Wie die FDP wieder zu einer erfolgreichen Partei werden soll, weiß keiner; der neue Vorsitzende auch nicht. Bei seiner Wahl hat er versprochen, dass er "liefern" wird; aber er weiß selbst nicht, was er liefern soll. Fürs Erste müsste es wohl der komplette Abschied von der Ära Westerwelle sein. Aber das traut sich Rösler nicht.
Er kaschiert seine Führungsschwäche mit seltsamen Reden, die so klingen, als gebe von nun an er als Parteichef die Direktiven aus, nach denen der Außenminister zu handeln habe. Rösler tut so, als sei das Amt des deutschen Außenministers ein imperatives Mandat der Parteizentrale der FDP. Das ist nur peinlich - und ein Ergebnis der Schwäche Westerwelles und der Führungsverlegenheit Röslers.
Im Außenamt sitzt ein Mann als Minister, der der FDP schadet und dem Land nichts nutzt. Daran wird sich auch nichts ändern, wenn die gellende Kritik an Westerwelle wieder abgeflaut ist; sie war zuletzt noch lauter und schriller, als Westerwelle es je war. Sie wird, wie eine Sirene, auf Knopfdruck neu anheben; und solche Knöpfe gibt es viele. Die Sirene hat das Totenglöckchen abgelöst, das früher die Krisen der FDP begleitet hat.

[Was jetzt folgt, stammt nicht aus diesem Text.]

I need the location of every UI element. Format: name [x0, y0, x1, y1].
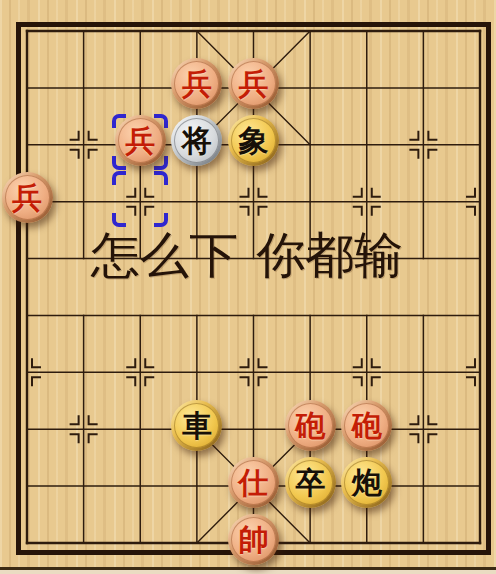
piece-glyph: 象 [228, 115, 279, 166]
piece-red-soldier[interactable]: 兵 [115, 115, 166, 166]
piece-glyph: 帥 [228, 514, 279, 565]
piece-red-cannon[interactable]: 砲 [341, 400, 392, 451]
piece-red-general[interactable]: 帥 [228, 514, 279, 565]
piece-black-cannon[interactable]: 炮 [341, 457, 392, 508]
piece-glyph: 兵 [115, 115, 166, 166]
piece-red-soldier[interactable]: 兵 [228, 58, 279, 109]
piece-black-general[interactable]: 将 [171, 115, 222, 166]
piece-glyph: 兵 [228, 58, 279, 109]
piece-glyph: 将 [171, 115, 222, 166]
pieces-layer: 兵兵兵将象兵車砲砲仕卒炮帥 [0, 0, 496, 574]
piece-glyph: 砲 [285, 400, 336, 451]
piece-black-soldier[interactable]: 卒 [285, 457, 336, 508]
piece-red-soldier[interactable]: 兵 [2, 172, 53, 223]
piece-black-elephant[interactable]: 象 [228, 115, 279, 166]
piece-glyph: 卒 [285, 457, 336, 508]
piece-glyph: 砲 [341, 400, 392, 451]
piece-glyph: 仕 [228, 457, 279, 508]
xiangqi-board[interactable]: 怎么下 你都输 兵兵兵将象兵車砲砲仕卒炮帥 [0, 0, 496, 574]
piece-glyph: 車 [171, 400, 222, 451]
piece-glyph: 炮 [341, 457, 392, 508]
piece-glyph: 兵 [2, 172, 53, 223]
piece-red-soldier[interactable]: 兵 [171, 58, 222, 109]
piece-glyph: 兵 [171, 58, 222, 109]
piece-red-advisor[interactable]: 仕 [228, 457, 279, 508]
piece-red-cannon[interactable]: 砲 [285, 400, 336, 451]
piece-black-chariot[interactable]: 車 [171, 400, 222, 451]
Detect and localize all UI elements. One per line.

Man kann die Tragikomödie der FDP und die Rolle des Guido Westerwelle darin mit Carl Zuckmayers "Hauptmann von Köpenick" vergleichen - wo der Schuster Wilhelm Voigt sich in der Uniform eines preußischen Hauptmanns einen Trupp Gardesoldaten unterstellt und dann das Rathaus besetzt. So ähnlich hat es Westerwelle mit der FDP gemacht. Als Darsteller war er so überzeugend, dass ihn die Partei immer wieder bejubelt und gewählt hat. Er hat die FDP mit seinem Ego und seiner Exzentrik überrollt, und die Partei hat sich überrollen lassen.
Westerwelle hat das Maß verloren und durch Anmaßung ersetzt; und als er im Amt des Außenministers zum Maß zurückfinden wollte, fand er es nicht mehr. Natürlich war und ist Westerwelle bestens demokratisch legitimiert und bemüht sich im Ministeramt redlich. Aber es reicht nicht. In der Öffentlichkeit steht er da wie einer, der es durch Anmaßung erlangt hat. Das mag ungerecht sein, ist aber so. Er ist zur Personifikation dessen geworden, was man an der FDP nicht mag. Es wäre ein Wunder, wenn es gelänge, das abzuschütteln.
Der Unterschied zwischen der liberalen und der echten Köpenickiade besteht zum einen darin, dass Westerwelle als Protagonist nicht sympathisch ist wie weiland der Schuster Wilhelm Voigt zumal in der Gestalt, die Heinz Rühmann ihm gegeben hat; im Gegenteil: Bei Westerwelle ist das Anmaßende anmaßend und sonst nichts. Zum anderen war die echte Köpenickiade von nur kurzer Dauer. Nach vollbrachter Tat setzte sich der falsche Hauptmann in die Bahnhofswirtschaft, ließ sich ein Glas Helles servieren und verschwand mit dem nächsten Zug. Bei der FDP ist das anders. Westerwelle ist noch immer so stark, dass ihn die Partei nicht los wird; und zugleich ist er so schwach, dass er den Rücktritt nicht mehr von selbst schafft.
Die Köpenickiade bei der FDP dauert nun schon viele Jahre - und das politische Ende des Guido Westerwelle ist nicht enden wollend. Er hat nicht nur das Heft des Handelns, sondern auch den Faden verloren; den hält jetzt der neue Vorsitzende Rösler, der aber damit bisher auch nicht viel anzufangen weiß. Das ist bitter nicht nur für die FDP, sondern für die Demokratie in Deutschland. Wenn die FDP verkümmert, verkümmert ein Stück bundesrepublikanischer Tradition. Es wird derzeit, auch in der FDP, viel über den Rettungsschirm für den Euro gestritten. Die FDP scheint einen Rettungsschirm so dringend zu brauchen wie dieser. Nur weiß man, wenn es um die FDP geht, nicht, was da eigentlich gerettet werden soll. Wenn sie wieder zu Substanz findet, wächst das Rettende auch.